Shares of Boeing, Dow, Salesforce and Chevron fell more than 8%, 6%, 5.9% and 5%, respectively, dragging down the Dow. Beaten-up tech shares also took a hit with Netflix, Amazon and Nvidia down more than 6% as the Nasdaq touched a fresh 52-week low and its lowest level since November 2020, CNBC reports.
Travel stocks also slipped on Monday, with Carnival Corporation and Norwegian Cruise Line down about 10% each. Delta Air Lines and United also fell more than 7% and 9%, respectively.
All major S&P 500 sectors dipped into the red, with energy down more 6%. Consumer discretionary, real estate and materials also slipped more than 4%.
The same fears are sending Bitcoin, Ethereum, BNB, Solana, Cardano, XRP, Dogecoin, Polkadot, Tron, And Avalanche Into a free fall.
“The Federal Reserve is backed into a corner now,” crypto investor and influencer Anthony Pompliano wrote in his newsletter after the latest inflation data was released.
“Inflation hasn’t subsided even though the Fed has been increasing interest rates and conducting quantitative tightening. They don’t have many more options other than to simply put their foot on the gas. The Fed could try to accelerate the interest rate increases, both in speed and severity, along with accelerating quantitative tightening. I’m not sure that they will do it, but there aren’t many other avenues to pursue,” he wrote.
Hold on, it’s about to get worse.
According to CNBC, these are the three main reasons that the crypto market is crashing:
- Runaway inflation: Inflation is at a 40-year high, sending prices for some everyday goods skyrocketing. When inflation rises, consumers tend to pull back on spending because their money doesn’t go as far as it used to. This reduced consumer spending spooks the markets, which usually causes investors to flee riskier investments. You can’t get much riskier than cryptocurrencies.
- A hammered Nasdaq: Last week the Nasdaq got hammered—mainly due to those inflationary fears and expected interest rate hikes from the Federal Reserve. As CNBC notes, when U.S. indices like the Nasdaq take a beating, crypto markets usually follow suit.

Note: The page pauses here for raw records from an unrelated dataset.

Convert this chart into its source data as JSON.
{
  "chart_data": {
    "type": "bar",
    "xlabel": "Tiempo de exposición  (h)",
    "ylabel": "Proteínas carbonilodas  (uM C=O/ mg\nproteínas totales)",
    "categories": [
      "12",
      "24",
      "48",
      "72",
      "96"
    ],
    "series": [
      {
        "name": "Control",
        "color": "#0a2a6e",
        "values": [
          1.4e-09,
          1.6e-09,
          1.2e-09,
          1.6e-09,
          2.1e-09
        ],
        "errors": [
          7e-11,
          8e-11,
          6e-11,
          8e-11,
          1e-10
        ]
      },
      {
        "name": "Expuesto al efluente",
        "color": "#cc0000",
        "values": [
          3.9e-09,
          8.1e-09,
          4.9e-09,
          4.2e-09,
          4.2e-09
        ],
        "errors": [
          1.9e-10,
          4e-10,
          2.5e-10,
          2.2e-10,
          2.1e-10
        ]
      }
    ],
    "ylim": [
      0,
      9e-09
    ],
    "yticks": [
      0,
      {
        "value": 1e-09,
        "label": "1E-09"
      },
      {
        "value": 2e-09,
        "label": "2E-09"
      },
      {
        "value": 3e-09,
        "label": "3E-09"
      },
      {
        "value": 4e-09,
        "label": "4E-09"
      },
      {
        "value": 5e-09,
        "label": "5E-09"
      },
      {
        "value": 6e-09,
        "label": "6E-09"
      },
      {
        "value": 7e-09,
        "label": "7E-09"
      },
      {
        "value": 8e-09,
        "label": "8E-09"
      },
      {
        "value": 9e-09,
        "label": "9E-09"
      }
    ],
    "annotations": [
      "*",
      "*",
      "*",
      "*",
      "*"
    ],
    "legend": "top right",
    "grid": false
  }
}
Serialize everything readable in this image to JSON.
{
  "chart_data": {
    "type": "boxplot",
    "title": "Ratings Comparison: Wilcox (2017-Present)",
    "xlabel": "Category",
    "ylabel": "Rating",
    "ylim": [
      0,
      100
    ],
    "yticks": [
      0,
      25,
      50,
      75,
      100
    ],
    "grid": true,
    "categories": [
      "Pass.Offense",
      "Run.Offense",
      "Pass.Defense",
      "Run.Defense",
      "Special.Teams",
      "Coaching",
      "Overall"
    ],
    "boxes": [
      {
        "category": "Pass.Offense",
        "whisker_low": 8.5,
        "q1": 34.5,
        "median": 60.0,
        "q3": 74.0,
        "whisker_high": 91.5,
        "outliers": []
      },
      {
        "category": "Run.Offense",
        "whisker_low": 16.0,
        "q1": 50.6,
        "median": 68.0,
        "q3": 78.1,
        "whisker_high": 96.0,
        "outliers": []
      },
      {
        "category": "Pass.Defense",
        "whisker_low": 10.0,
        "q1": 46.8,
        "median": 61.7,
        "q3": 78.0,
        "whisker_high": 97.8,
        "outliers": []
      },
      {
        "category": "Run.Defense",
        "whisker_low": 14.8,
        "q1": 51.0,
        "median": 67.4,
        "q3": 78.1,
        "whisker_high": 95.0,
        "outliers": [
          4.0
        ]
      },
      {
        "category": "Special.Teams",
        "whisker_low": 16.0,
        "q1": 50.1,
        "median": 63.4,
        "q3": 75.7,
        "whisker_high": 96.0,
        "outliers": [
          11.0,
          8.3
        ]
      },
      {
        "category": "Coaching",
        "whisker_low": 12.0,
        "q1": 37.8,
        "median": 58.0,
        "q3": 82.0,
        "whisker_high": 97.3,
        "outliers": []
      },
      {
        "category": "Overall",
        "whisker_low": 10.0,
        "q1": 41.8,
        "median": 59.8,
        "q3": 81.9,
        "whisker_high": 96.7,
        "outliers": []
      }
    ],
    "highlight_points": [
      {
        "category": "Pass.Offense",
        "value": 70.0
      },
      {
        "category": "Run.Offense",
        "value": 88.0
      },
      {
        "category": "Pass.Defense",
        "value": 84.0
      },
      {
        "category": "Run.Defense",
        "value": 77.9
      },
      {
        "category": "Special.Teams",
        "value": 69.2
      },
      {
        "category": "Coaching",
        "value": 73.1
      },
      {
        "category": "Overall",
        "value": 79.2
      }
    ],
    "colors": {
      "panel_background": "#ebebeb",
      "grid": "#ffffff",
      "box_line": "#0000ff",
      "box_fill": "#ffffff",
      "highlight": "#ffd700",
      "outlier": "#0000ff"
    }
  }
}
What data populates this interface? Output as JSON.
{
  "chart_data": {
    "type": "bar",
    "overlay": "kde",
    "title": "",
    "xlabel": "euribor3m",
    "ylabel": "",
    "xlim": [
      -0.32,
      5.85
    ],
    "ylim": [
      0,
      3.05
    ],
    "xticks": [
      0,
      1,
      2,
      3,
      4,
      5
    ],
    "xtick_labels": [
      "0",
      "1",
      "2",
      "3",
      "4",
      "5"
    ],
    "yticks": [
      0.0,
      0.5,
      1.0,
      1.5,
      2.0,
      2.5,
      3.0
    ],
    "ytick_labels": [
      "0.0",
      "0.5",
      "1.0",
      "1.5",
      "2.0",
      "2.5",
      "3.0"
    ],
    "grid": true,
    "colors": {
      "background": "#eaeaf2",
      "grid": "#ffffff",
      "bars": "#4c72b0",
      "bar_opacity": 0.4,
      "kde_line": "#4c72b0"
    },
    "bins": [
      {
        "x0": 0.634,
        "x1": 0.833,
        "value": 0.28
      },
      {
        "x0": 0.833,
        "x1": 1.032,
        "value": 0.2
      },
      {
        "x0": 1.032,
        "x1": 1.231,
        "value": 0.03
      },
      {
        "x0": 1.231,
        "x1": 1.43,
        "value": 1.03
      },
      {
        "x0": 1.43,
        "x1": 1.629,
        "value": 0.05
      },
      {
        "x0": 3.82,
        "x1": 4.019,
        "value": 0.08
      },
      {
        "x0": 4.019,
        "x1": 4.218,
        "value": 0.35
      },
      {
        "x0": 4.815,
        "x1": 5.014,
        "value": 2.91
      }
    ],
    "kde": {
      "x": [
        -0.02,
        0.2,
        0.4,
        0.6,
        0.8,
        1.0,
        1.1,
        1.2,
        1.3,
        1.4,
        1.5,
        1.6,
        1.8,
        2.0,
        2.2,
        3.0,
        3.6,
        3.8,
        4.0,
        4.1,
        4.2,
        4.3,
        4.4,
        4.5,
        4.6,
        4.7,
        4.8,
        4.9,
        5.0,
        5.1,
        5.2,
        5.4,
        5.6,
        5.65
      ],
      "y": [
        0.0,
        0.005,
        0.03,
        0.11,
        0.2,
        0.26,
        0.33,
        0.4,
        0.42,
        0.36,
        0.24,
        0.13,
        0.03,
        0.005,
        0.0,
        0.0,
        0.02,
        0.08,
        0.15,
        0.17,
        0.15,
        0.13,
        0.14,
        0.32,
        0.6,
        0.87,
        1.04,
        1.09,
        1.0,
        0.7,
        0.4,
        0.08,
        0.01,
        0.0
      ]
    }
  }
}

- Celsius: This is the wildcard on this list. A crypto lending company by the name of Celsius announced this morning that it was pausing the ability of its users to withdraw or transfer their coins due to “extreme market conditions.” When a platform does something like this, investors get worried that others may follow suit, causing a run on the markets, and they rush to sell their coins before the floor drops out. As is completely understandable, Celsius users on Twitter are furious.
“Since Nov 2021, sentiment has changed drastically given the Fed rate hikes and inflation management. We’re also potentially looking at a recession given the FED may need to finally tackle the demand side to manage inflation,” Vijay Ayyar, vice president of corporate development and international at crypto exchange Luno, told CNBC.
“All this points to the market not completely having bottomed and unless the Fed is able to take a breather, we’re probably not going to see bullishness return.”